The Great Exodus: Carmakers Go In-House
About Thor's delays is about control. Carmakers are tired of waiting, tired of the "strategic partners, not client-vendor" line when support is lacking. They're building their own chips, moving away from relying solely on external providers for their automotive compute needs.
- Li Auto was an early Orin adopter but accelerated its in-house chip program. They plan to deliver their own chips in Q1 2027, months ahead of schedule, because Thor's reduced compute makes their vision-language-action (VLA) model harder to run.
- Nio has Shenji, an in-house chip that engineers describe as more rational than Thor. It can cut vehicle production costs by $1,400. They built a 600-person chip team and secured TSMC access after a key partner exited China.
- Xpeng ditched Thor in early 2024 and fast-tracked its Turing chip, which is now shipping in new G7 vehicles. They started design in 2021, paid over $100 million in penalties for redesigns, but they own their silicon now.
- Tesla has been doing this since 2019 with its AI chips, and their AI5 chip is reportedly hitting 2,000–2,500 TOPS. Waymo, Cruise (pre-shutdown), and even Xiaomi are all developing custom silicon.
This trend is a direct response to the frustration. Carmakers want cost reduction, tighter algorithm-chip integration, faster problem resolution, and long-term control. Geopolitical concerns in China also play a part, with the government explicitly discouraging Chinese OEMs from buying Nvidia chips in September 2025. This shift profoundly impacts the market for Nvidia automotive compute.
Social discussions, especially on Reddit, get this. People understand the immense compute, memory bandwidth, and sensor needs for autonomous driving. They also get the unique challenges of power consumption and thermal management in a car. The move to custom silicon isn't a surprise; it's a logical engineering response to a vendor that can't deliver consistent automotive compute solutions. This trend is further highlighted by recent reports from industry analysts detailing the acceleration of in-house chip development.
The Future: Niche Player or Irrelevant?
Nvidia's automotive division is stuck.
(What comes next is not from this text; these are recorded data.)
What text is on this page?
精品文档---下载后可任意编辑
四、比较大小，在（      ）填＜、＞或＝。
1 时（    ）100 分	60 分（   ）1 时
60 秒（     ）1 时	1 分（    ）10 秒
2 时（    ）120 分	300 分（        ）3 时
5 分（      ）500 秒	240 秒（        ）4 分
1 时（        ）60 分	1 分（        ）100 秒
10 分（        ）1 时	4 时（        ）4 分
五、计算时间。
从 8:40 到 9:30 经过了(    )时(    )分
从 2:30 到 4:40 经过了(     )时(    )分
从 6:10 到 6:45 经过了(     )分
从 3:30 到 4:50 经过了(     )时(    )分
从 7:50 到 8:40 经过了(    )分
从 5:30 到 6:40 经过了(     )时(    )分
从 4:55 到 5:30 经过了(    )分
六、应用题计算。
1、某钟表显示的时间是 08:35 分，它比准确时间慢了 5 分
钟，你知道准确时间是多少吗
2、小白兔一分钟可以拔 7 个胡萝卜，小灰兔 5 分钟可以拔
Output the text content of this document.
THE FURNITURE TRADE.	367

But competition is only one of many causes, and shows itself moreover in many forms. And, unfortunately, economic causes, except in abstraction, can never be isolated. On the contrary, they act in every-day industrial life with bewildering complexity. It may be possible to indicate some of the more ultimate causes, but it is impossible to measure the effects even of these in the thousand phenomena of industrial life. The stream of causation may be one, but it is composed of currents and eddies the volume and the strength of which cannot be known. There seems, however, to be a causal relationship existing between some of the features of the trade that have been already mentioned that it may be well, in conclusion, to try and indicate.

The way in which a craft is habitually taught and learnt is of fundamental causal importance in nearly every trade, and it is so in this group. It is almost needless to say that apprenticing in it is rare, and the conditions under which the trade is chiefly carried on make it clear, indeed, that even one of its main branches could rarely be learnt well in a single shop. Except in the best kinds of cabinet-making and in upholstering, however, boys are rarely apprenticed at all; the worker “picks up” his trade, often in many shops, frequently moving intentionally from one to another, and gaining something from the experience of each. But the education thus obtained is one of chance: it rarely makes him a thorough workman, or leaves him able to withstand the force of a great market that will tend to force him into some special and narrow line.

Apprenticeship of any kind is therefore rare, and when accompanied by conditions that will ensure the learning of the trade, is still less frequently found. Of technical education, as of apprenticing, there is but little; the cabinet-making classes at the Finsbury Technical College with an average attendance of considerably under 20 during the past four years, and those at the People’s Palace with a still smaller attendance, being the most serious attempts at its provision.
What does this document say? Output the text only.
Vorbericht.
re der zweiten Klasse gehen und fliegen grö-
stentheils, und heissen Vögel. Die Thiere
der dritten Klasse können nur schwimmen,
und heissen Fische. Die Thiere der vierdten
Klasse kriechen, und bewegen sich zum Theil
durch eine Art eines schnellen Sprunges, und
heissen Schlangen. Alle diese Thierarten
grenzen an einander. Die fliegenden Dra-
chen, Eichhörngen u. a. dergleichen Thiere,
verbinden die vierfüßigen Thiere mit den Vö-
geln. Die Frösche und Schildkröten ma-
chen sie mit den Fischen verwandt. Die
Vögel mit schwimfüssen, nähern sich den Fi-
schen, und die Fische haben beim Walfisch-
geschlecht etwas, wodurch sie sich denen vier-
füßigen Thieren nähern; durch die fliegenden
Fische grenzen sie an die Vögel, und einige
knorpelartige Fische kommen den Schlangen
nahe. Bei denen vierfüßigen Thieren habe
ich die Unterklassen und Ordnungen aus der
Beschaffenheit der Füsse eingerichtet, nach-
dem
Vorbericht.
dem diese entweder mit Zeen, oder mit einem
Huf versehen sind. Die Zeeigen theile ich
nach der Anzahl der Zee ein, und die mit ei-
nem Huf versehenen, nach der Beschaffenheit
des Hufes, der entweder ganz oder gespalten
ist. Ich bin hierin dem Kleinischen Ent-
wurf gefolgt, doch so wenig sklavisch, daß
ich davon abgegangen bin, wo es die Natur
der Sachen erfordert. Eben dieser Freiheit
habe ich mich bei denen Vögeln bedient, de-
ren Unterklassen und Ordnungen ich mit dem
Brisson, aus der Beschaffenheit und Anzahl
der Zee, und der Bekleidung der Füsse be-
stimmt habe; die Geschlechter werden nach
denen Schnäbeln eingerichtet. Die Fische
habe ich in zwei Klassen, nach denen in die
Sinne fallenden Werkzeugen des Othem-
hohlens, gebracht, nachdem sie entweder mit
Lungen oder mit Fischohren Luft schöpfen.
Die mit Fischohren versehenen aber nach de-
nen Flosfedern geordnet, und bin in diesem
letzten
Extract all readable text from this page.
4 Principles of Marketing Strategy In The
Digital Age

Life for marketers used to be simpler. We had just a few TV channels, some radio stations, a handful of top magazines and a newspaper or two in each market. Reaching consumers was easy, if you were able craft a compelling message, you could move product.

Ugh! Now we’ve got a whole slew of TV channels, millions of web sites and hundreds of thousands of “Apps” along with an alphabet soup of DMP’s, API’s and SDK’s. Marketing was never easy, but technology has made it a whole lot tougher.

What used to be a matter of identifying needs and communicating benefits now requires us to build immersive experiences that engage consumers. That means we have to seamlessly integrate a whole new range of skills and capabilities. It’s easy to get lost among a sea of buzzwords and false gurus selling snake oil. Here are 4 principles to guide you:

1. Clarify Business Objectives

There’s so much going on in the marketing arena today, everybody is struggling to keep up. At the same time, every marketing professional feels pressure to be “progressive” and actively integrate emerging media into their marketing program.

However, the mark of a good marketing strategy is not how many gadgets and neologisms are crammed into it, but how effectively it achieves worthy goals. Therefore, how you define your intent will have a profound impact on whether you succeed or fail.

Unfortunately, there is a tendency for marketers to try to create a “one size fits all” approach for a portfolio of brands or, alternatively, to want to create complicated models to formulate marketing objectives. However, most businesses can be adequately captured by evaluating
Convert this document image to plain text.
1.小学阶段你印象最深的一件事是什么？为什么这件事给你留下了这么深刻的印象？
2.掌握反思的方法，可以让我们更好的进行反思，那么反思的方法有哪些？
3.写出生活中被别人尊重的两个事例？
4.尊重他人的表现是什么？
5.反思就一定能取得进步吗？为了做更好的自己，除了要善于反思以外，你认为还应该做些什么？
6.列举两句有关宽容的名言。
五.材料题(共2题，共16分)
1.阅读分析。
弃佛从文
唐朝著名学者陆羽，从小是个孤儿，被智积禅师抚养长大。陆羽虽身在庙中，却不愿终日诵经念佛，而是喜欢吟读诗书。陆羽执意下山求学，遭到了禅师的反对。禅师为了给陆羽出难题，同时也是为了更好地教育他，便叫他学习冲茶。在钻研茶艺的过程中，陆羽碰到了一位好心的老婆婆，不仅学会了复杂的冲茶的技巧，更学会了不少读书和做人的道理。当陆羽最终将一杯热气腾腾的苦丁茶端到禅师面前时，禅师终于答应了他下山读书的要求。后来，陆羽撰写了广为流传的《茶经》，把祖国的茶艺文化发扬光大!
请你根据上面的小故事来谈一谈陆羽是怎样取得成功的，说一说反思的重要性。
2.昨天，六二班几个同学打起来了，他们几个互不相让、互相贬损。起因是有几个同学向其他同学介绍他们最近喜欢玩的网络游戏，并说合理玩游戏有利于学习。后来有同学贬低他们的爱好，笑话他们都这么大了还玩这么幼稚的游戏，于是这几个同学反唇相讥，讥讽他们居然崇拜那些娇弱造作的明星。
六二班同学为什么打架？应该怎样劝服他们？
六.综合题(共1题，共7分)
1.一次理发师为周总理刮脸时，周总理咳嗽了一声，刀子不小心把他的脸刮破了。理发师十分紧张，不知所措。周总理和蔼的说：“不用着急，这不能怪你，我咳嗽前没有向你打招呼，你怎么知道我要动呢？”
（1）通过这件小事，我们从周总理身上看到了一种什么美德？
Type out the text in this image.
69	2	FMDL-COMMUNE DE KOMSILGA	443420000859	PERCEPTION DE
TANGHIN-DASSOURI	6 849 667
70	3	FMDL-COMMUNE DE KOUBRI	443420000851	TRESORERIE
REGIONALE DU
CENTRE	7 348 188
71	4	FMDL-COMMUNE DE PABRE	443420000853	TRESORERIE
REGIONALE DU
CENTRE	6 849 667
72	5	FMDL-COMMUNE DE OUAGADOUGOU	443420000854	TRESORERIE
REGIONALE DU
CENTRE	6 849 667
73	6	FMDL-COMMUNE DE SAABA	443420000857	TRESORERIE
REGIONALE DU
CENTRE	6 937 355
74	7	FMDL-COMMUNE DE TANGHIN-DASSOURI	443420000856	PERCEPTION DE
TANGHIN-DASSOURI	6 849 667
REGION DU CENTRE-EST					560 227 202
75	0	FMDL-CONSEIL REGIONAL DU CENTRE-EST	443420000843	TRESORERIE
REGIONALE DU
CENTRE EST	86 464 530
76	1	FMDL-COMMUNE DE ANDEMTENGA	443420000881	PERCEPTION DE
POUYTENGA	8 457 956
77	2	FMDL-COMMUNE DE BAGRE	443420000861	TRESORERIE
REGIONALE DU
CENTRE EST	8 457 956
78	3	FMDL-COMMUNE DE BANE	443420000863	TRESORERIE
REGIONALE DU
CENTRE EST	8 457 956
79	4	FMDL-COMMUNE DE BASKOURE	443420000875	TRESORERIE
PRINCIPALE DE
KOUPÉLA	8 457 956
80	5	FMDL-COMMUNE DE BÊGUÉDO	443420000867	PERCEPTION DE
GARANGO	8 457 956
It's too small to command the internal resources it needs, and its core product development is lagging. The company's "We're strategic partners" stance rings hollow when partners are forced to patch defects at the vehicle controller level, undermining the value of their automotive compute offerings.
The industry is moving towards vertical integration. Carmakers are becoming chip designers, just like Tesla showed them. Nvidia will still have a place, likely in niche areas or as a component supplier for those who can't afford the four-year, $300-400 million investment in custom silicon. Aurora, for example, is still committed to DRIVE Thor for its 2027 commercial trucking deployment. But for the broader passenger vehicle market, especially in China, Nvidia is losing its grip on the automotive compute landscape.
The days of a single vendor dominating automotive compute are over. The market is fragmenting, and the future belongs to those who control their own stack, from the algorithms down to the silicon. Nvidia's internal compute war is a symptom of a much larger problem: they're not built for the automotive industry's pace or its demands. They're built for data centers, and that's where their focus, and their future, remains, leaving their automotive compute division in a precarious position.